Saturday, December 1, 2007

Bad publicity

"Carroll Gardens is many threads but only one CORD!"

That's the what the latest subway plaza mural reads tonight.... (Carroll Street "F" Station in Carroll Gardens).
It looks like an awful lot of people in Carroll Gardens are trying to "Wake up Bill!!" (DeBlasio) as words to that effect plus his telephone number are painted across the top of the mural. They seem to be saying:

Councilman, the clock is ticking on our beloved neighborhood (as we still know it) and you are STILL ASLEEP at the wheel!!
- T.S.

Seems like folks in Brooklyn are not afraid to let their council member know they're not too happy with him because he's shirking his responsibility. In Queens, there is no such similar outcry. Don't want to lose that funding, now. Better to have a few bucks ice cream money and watch the area go down the tubes.
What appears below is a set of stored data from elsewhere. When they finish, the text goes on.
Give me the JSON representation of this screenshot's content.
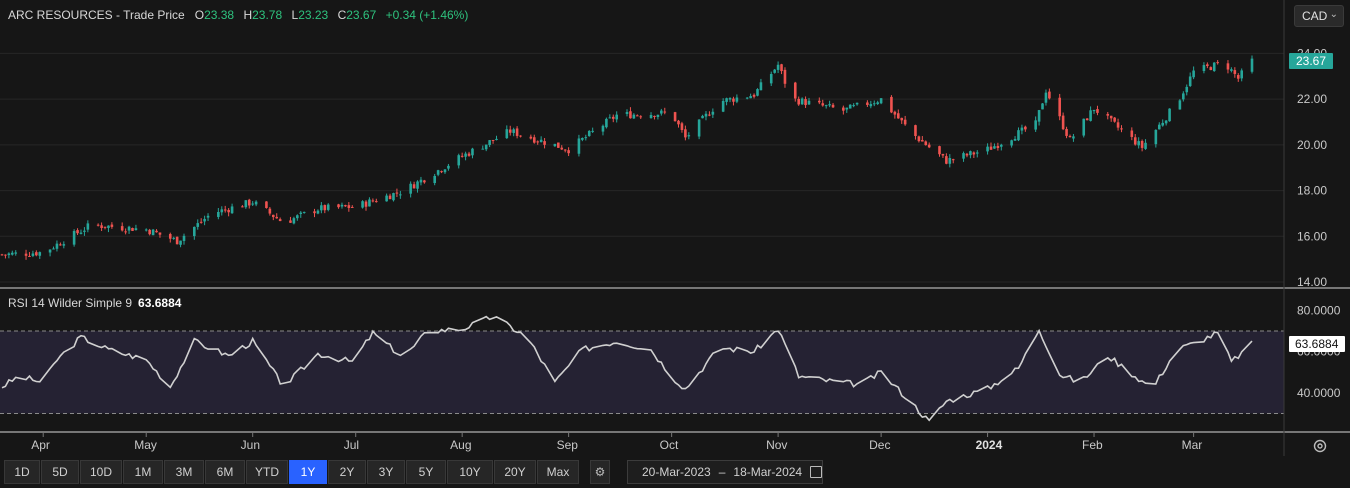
{
  "header": {
    "title": "ARC RESOURCES - Trade Price",
    "o_label": "O",
    "o_value": "23.38",
    "h_label": "H",
    "h_value": "23.78",
    "l_label": "L",
    "l_value": "23.23",
    "c_label": "C",
    "c_value": "23.67",
    "change": "+0.34 (+1.46%)"
  },
  "currency": {
    "selected": "CAD",
    "icon": "chevron-down-icon"
  },
  "colors": {
    "up": "#26a69a",
    "down": "#ef5350",
    "rsi_line": "#d0d0d0",
    "rsi_band": "#252233",
    "active": "#2962ff"
  },
  "chart_data": [
    {
      "type": "candlestick",
      "title": "ARC RESOURCES - Trade Price",
      "ylim": [
        14,
        24.5
      ],
      "yticks": [
        "14.00",
        "16.00",
        "18.00",
        "20.00",
        "22.00",
        "24.00"
      ],
      "last_price": "23.67",
      "x_tick_labels": [
        "Apr",
        "May",
        "Jun",
        "Jul",
        "Aug",
        "Sep",
        "Oct",
        "Nov",
        "Dec",
        "2024",
        "Feb",
        "Mar"
      ],
      "close_anchors": [
        [
          "2023-03-20",
          15.2
        ],
        [
          "2023-04-01",
          15.3
        ],
        [
          "2023-04-15",
          16.5
        ],
        [
          "2023-05-01",
          16.3
        ],
        [
          "2023-05-10",
          15.8
        ],
        [
          "2023-05-20",
          17.0
        ],
        [
          "2023-06-01",
          17.5
        ],
        [
          "2023-06-10",
          16.6
        ],
        [
          "2023-06-20",
          17.2
        ],
        [
          "2023-07-01",
          17.3
        ],
        [
          "2023-07-15",
          18.0
        ],
        [
          "2023-08-01",
          19.5
        ],
        [
          "2023-08-15",
          20.6
        ],
        [
          "2023-09-01",
          19.8
        ],
        [
          "2023-09-15",
          21.3
        ],
        [
          "2023-10-01",
          21.4
        ],
        [
          "2023-10-05",
          20.3
        ],
        [
          "2023-10-15",
          21.9
        ],
        [
          "2023-10-25",
          22.2
        ],
        [
          "2023-11-01",
          23.5
        ],
        [
          "2023-11-05",
          22.0
        ],
        [
          "2023-11-20",
          21.5
        ],
        [
          "2023-12-01",
          22.0
        ],
        [
          "2023-12-10",
          20.5
        ],
        [
          "2023-12-20",
          19.3
        ],
        [
          "2024-01-01",
          19.8
        ],
        [
          "2024-01-15",
          20.9
        ],
        [
          "2024-01-18",
          22.4
        ],
        [
          "2024-01-25",
          20.2
        ],
        [
          "2024-02-01",
          21.6
        ],
        [
          "2024-02-15",
          19.9
        ],
        [
          "2024-02-25",
          21.8
        ],
        [
          "2024-03-01",
          23.2
        ],
        [
          "2024-03-10",
          23.6
        ],
        [
          "2024-03-14",
          22.9
        ],
        [
          "2024-03-18",
          23.67
        ]
      ]
    },
    {
      "type": "line",
      "title": "RSI 14 Wilder Simple 9",
      "current_value": "63.6884",
      "ylim": [
        22,
        85
      ],
      "yticks": [
        "40.0000",
        "60.0000",
        "80.0000"
      ],
      "bands": [
        30,
        70
      ],
      "anchors": [
        [
          "2023-03-20",
          43
        ],
        [
          "2023-03-25",
          48
        ],
        [
          "2023-04-01",
          45
        ],
        [
          "2023-04-05",
          56
        ],
        [
          "2023-04-12",
          67
        ],
        [
          "2023-04-20",
          61
        ],
        [
          "2023-05-01",
          56
        ],
        [
          "2023-05-08",
          43
        ],
        [
          "2023-05-15",
          65
        ],
        [
          "2023-05-25",
          58
        ],
        [
          "2023-06-01",
          65
        ],
        [
          "2023-06-10",
          43
        ],
        [
          "2023-06-20",
          59
        ],
        [
          "2023-06-30",
          55
        ],
        [
          "2023-07-06",
          69
        ],
        [
          "2023-07-15",
          57
        ],
        [
          "2023-07-22",
          70
        ],
        [
          "2023-08-01",
          71
        ],
        [
          "2023-08-10",
          77
        ],
        [
          "2023-08-20",
          67
        ],
        [
          "2023-08-28",
          45
        ],
        [
          "2023-09-05",
          61
        ],
        [
          "2023-09-15",
          65
        ],
        [
          "2023-09-25",
          61
        ],
        [
          "2023-10-01",
          48
        ],
        [
          "2023-10-05",
          42
        ],
        [
          "2023-10-15",
          62
        ],
        [
          "2023-10-25",
          60
        ],
        [
          "2023-11-01",
          71
        ],
        [
          "2023-11-07",
          48
        ],
        [
          "2023-11-15",
          46
        ],
        [
          "2023-11-25",
          44
        ],
        [
          "2023-12-01",
          50
        ],
        [
          "2023-12-10",
          35
        ],
        [
          "2023-12-15",
          26
        ],
        [
          "2023-12-20",
          36
        ],
        [
          "2024-01-01",
          42
        ],
        [
          "2024-01-10",
          52
        ],
        [
          "2024-01-16",
          71
        ],
        [
          "2024-01-22",
          49
        ],
        [
          "2024-01-28",
          45
        ],
        [
          "2024-02-05",
          58
        ],
        [
          "2024-02-18",
          42
        ],
        [
          "2024-02-25",
          61
        ],
        [
          "2024-03-01",
          64
        ],
        [
          "2024-03-08",
          69
        ],
        [
          "2024-03-12",
          55
        ],
        [
          "2024-03-18",
          63.69
        ]
      ]
    }
  ],
  "toolbar": {
    "ranges": [
      {
        "label": "1D"
      },
      {
        "label": "5D"
      },
      {
        "label": "10D"
      },
      {
        "label": "1M"
      },
      {
        "label": "3M"
      },
      {
        "label": "6M"
      },
      {
        "label": "YTD"
      },
      {
        "label": "1Y",
        "active": true
      },
      {
        "label": "2Y"
      },
      {
        "label": "3Y"
      },
      {
        "label": "5Y"
      },
      {
        "label": "10Y"
      },
      {
        "label": "20Y"
      },
      {
        "label": "Max"
      }
    ],
    "settings_icon": "gear-icon"
  },
  "date_range": {
    "from": "20-Mar-2023",
    "separator": "–",
    "to": "18-Mar-2024",
    "icon": "calendar-icon"
  }
}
There's always Florida...

7 comments:

Anonymous said...

Yeah......
in Northeast Queens, in particular,
constituents are afraid to wake up sleeping dogs.....
er......uh.....politicians.

Imagine the combined clout
that could be amassed if one civic didn't play
one against the other !

The" ultra polite" Broadway Flushing Homeowners Association, for example,
won't even join Queens Civic Congress
(they think there shit is ice cream).....
although they do not mind
using them as a conduit for grant money.....
h-m-m-m !

Anonymous said...

It's a moribund group
that's too afraid of its original founders
to get up on its own hind legs
and begin to get pro-active!

Anonymous said...

it's still graffiti, but in this case I suppose it's excusable as the message is important and potentially helpful.

Anonymous said...

Graffiti is a property defacement; this is a painting on paper with a message attached to a wall. It's not the same thing at all! In fact the neighborhood loves the wall and if you look on the Gowanus Lounge post today it is being called the "Democracy Wall". Every neighborhood should have one like it!

Anonymous said...

This is definitely NOT graffiti! The wall, located in a very public subway plaza, serves a function: it activates the community to participate in the democratic process! "Every neighborhood should have a busy spot where activists can put up murals, posters and fliers to communicate in a very grassroots way with their neighbors and elected officials about community issues."
(Quote from today's Gowanus Lounge blog).

Anonymous said...

well in that case it's really cool. And you're right: every nabe should have a "Democracy Wall." Best of luck!

verdi said...

Anti political grafitti of this type
is always welcome in my hood
if it gives "the finger"
to some lazy corrupt "representatives"!